Counterintuitive outcome of cholesterol drug trial prompts renewed scrutiny of cholesterol’s role in heart disease.

by Craig Weatherby

Last month, we reported on the unexpected outcome of a study that tested the effects of Vytorin: a drug that combines two cholesterol-lowering medications of different types.

Vytorin contains both Zocor (simivistatin)—a statin-type drug that reduces the body’s production of cholesterol—and Zetia: a non-statin drug that reduces absorption of cholesterol from foods.

The clinical trial—whose negative outcome the makers of Vytorin seemed suspiciously slow to reveal—showed that the combination drug did no better than Zocor alone: see “Major Heart and Mood Drugs Take Huge Credibility Hits.”

There is clinical evidence that Zocor—unlike some other statins and unlike Zetia—reduces the risk of heart attacks and other adverse cardiac events.

But a key question remains unanswered: Do statins bring these benefits by lowering cholesterol, or by other means, such as their ability to reduce inflammation markers associated with risk of adverse cardiac events?

As it should have, the surprising outcome of the Vytorin trial led to a series of newspaper stories on the increasingly shaky foundations of the cholesterol theory of cardiovascular disease (CVD).

Rather than make a case for or against the cholesterol theory of CVD, we'd like to direct you to the responses the Vytorin affair elicited from health writers at two major newspapers: The New York Times and The Boston Globe (see links below).

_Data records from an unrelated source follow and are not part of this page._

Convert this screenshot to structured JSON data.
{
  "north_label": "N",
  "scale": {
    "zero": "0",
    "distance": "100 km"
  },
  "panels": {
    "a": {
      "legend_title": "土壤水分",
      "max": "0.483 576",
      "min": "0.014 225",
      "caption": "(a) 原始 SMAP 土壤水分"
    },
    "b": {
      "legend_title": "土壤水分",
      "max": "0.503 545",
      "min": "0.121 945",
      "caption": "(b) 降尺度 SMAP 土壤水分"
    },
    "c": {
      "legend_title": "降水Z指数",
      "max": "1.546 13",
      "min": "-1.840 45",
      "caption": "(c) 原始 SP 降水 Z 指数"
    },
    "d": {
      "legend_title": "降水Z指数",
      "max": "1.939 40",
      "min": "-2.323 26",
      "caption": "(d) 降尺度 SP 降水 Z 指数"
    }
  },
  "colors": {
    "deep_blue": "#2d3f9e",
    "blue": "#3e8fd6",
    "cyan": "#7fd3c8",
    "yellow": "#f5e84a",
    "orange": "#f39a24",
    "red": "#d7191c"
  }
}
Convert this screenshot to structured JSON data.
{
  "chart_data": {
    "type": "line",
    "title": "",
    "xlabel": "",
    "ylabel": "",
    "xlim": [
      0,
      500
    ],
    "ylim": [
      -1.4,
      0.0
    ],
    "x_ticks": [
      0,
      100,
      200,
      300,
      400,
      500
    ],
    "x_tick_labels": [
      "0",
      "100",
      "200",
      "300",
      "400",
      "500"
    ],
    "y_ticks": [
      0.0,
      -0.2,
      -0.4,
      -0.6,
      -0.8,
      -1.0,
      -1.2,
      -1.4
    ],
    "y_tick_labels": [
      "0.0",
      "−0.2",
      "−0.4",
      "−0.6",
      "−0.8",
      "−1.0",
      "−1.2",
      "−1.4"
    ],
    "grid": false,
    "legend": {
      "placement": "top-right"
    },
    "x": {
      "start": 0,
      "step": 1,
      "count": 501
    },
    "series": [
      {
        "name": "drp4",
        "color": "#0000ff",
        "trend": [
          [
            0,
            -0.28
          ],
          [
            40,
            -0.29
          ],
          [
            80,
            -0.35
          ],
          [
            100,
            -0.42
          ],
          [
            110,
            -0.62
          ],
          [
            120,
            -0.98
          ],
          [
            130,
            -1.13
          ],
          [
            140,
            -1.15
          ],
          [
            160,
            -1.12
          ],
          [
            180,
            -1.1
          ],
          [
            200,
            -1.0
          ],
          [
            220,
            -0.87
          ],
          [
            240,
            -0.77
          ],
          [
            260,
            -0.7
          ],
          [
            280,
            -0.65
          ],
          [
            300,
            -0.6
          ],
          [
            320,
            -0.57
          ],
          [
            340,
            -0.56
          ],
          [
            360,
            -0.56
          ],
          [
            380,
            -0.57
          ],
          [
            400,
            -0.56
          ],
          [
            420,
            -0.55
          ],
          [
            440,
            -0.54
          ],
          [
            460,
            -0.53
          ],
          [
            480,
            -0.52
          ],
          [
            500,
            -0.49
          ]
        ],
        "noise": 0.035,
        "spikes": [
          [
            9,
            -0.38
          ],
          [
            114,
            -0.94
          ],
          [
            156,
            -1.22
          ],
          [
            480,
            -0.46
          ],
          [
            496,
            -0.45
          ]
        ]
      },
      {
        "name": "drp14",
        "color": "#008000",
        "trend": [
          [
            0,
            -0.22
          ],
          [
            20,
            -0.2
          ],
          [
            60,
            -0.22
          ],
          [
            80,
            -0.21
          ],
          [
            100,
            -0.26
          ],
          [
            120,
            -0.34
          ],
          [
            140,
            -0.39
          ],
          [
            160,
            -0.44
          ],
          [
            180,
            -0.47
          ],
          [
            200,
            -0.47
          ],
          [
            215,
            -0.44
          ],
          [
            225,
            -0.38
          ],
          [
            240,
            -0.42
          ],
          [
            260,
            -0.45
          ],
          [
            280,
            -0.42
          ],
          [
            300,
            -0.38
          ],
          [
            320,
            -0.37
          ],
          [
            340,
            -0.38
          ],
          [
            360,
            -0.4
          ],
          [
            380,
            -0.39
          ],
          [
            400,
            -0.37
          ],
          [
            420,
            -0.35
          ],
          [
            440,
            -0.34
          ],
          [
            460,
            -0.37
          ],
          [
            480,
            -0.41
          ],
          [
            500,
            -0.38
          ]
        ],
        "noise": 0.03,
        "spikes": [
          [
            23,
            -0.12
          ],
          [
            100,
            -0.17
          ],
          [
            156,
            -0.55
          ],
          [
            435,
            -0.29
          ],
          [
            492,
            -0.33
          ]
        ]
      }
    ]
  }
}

Cholesterol theory's weak underpinnings
The cholesterol hypothesis—whose lack of conclusive evidence argues against it even being called a theory –holds that high levels of cholesterol (especially LDL and VLDL cholesterol)—cause CVD.

In fact, the evidence that elevated cholesterol causes CVD has never enjoyed direct cause-effect evidence.

Instead, the hypothesis has been based on the kinds of correlations (statistical associations) that official bodies dismiss as inconclusive in all other contexts... including the potential roles of nutrients and antioxidants in disease prevention.

Despite this lack of solid cause-effect evidence for the cholesterol hypothesis of CVD, the US FDA automatically allows disease-prevention claims for any drug—such as Zetia—proven to lower cholesterol.

Incredibly, the agency allows therapeutic claims for cholesterol-lowering drugs... even drugs never proven to prevent major symptoms of CVD (e.g., buildup of arterial plaque) or its deadly outcomes, such as stroke, heart attacks, congestive heart failure, and sudden death.

(Sadly, fish oil does enjoy such evidence, but as a non-patentable natural product, it is unlikely to ever get the funding necessary to get it through the nearly $1 billion drug approval process.)

The aforementioned articles—four from The New York Times and one from The Boston Globe—are presented here in order of publication date:

• “What That Cholesterol Trial Didn’t Show” by Tara Parker-Pope. The New York Times, January 22, 2008
• “What’s Cholesterol Got to Do With It?” by Gary Taubes. The New York Times, January 22, 2008
• “Will Cholesterol Pills Save Your Life?” by Tara Parker-Pope. The New York Times, January 28, 2008
• “Great Drug, but Does It Prolong Life?” by Tara Parker-Pope. The New York Times, January 29, 2008
• “No Easy Answers: Even in the age of statins, heart disease threat remains” by Stephen Smith. The Boston Globe, February 11, 2008

We think you will find these writers' analyses informative and thought-provoking.